Friday, February 4, 2011

The Heaven and Hell Question

Back in my protestant days, I remember a pastor talk about a question whose answer would be a good predictor of whether that person is going to heaven or hell. Not a question about faith or any subjective, internal matter - a question about externals. He didn't believe in works-righteousness but saw works as purely evidence of saving grace. Still one should be able to examine evidence.

So what question would best show the existence of saving grace? His suggestion was a question about financial giving. It was partly based on his pastoral experience. When you look at the giving you see who are the true believers and who are just playing games. It was partly based on theory. Giving is something done in private and it is something easy to cut corners with.Only someone with true faith would give generously in a materialistic culture.

As a Catholic I still liked that question but more recently I was thinking there may be a better one. That question? How often do you go to confession? Again it is a private matter. Nobody goes to show off. But it more directly shows if you are serious about fighting sin in your life. Do you examine your conscience? Do you find yourself guilty of sin. Are you concerned enough about that to actually go to the sacrament? If that is happening then you are on the road to heaven. If it is not then you should be very concerned.

So what about protestants? This new question seems to leave them out. Not really. They do examine their conscience. They do find themselves guilty of sin. What they do at that moment is often a lot like confession. They talk to their pastor or a friend about the sin. They might answer an altar call at their next service. They might book a retreat. They might spend time prayerfully reading a book on the subject. They know they need to do something. They just don't know what. They are often looking for closure. There is nobody with the authority to give them absolution yet they intuitively know this process of dealing with this sin must end at an appropriate time. So often you will hear them talk about a feeling they have during worship that God is telling them to move on.

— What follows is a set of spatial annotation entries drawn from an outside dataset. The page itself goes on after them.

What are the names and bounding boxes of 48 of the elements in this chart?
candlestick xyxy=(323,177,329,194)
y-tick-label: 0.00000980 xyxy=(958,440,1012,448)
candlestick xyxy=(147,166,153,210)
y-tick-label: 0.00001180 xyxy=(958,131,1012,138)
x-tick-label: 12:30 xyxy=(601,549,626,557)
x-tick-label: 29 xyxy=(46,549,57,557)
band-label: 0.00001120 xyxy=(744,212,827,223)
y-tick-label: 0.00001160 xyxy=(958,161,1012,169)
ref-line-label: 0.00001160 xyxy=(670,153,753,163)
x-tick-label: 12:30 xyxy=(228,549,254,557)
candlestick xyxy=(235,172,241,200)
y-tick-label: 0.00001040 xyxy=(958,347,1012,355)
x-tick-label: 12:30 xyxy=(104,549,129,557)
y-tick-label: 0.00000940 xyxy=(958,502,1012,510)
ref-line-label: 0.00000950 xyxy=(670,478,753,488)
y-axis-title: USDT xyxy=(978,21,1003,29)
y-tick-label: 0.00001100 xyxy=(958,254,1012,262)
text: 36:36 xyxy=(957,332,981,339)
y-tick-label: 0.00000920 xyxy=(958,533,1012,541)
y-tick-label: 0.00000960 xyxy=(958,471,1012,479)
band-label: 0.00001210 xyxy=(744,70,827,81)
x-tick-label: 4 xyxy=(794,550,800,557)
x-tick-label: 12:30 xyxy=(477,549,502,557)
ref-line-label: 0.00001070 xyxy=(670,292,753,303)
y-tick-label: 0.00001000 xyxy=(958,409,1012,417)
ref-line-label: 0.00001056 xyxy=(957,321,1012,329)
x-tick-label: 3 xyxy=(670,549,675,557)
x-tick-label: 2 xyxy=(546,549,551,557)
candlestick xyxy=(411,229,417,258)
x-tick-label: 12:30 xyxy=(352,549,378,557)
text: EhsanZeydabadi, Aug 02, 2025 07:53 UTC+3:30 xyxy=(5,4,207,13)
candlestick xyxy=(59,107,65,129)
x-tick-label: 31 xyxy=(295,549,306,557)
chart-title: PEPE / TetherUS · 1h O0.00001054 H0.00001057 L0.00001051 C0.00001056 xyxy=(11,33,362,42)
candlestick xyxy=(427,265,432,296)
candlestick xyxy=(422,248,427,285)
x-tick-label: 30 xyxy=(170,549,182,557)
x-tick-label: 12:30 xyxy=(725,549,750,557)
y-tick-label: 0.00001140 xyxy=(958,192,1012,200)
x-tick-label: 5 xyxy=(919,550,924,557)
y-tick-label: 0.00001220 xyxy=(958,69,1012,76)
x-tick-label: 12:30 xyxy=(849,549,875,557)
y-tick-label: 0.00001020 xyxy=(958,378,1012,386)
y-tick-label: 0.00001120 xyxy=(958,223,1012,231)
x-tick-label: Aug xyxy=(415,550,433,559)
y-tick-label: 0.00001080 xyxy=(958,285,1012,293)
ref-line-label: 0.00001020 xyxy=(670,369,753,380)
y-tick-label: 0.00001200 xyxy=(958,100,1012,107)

The Catholic sacrament is a beautiful way of doing that whole process. You must say the actual sin. As a protestant it is tempting to just say. "Pray for me because I am struggling with something." Catholics have no chance of avoiding actually telling another person what the sin is. That is a good thing. Like Jesus with the blind Bartimaeus in Mark 10. He asks, “What do you want me to do for you?” He makes Bartimaeus specifically ask for sight. Why? Isn't it obvious he wants to see? Because something happens when we take an unspoken desire and we say it out loud to another person. The matter becomes more clear. We swallow our pride. We declare our faith in Jesus' ability to help us. He is God and we are begging for His forgiveness.

Then there is the matter of penance. I wish priests would take this more seriously. It has a lot of potential do a lot of spiritual good but it isn't realized because priests give such wimpy penances. When I go to confession I try and mention that I say the rosary often or that I do adoration regularly. Not to brag about how holy I am but to try and tip them off that they can give me a harder penance and it would be OK -even beneficial. It does not work. They give me a penance like 3 Hail Mary's or one Our Father. I believe in the idea of penance but I think it has to require a little more effort than that to be effective.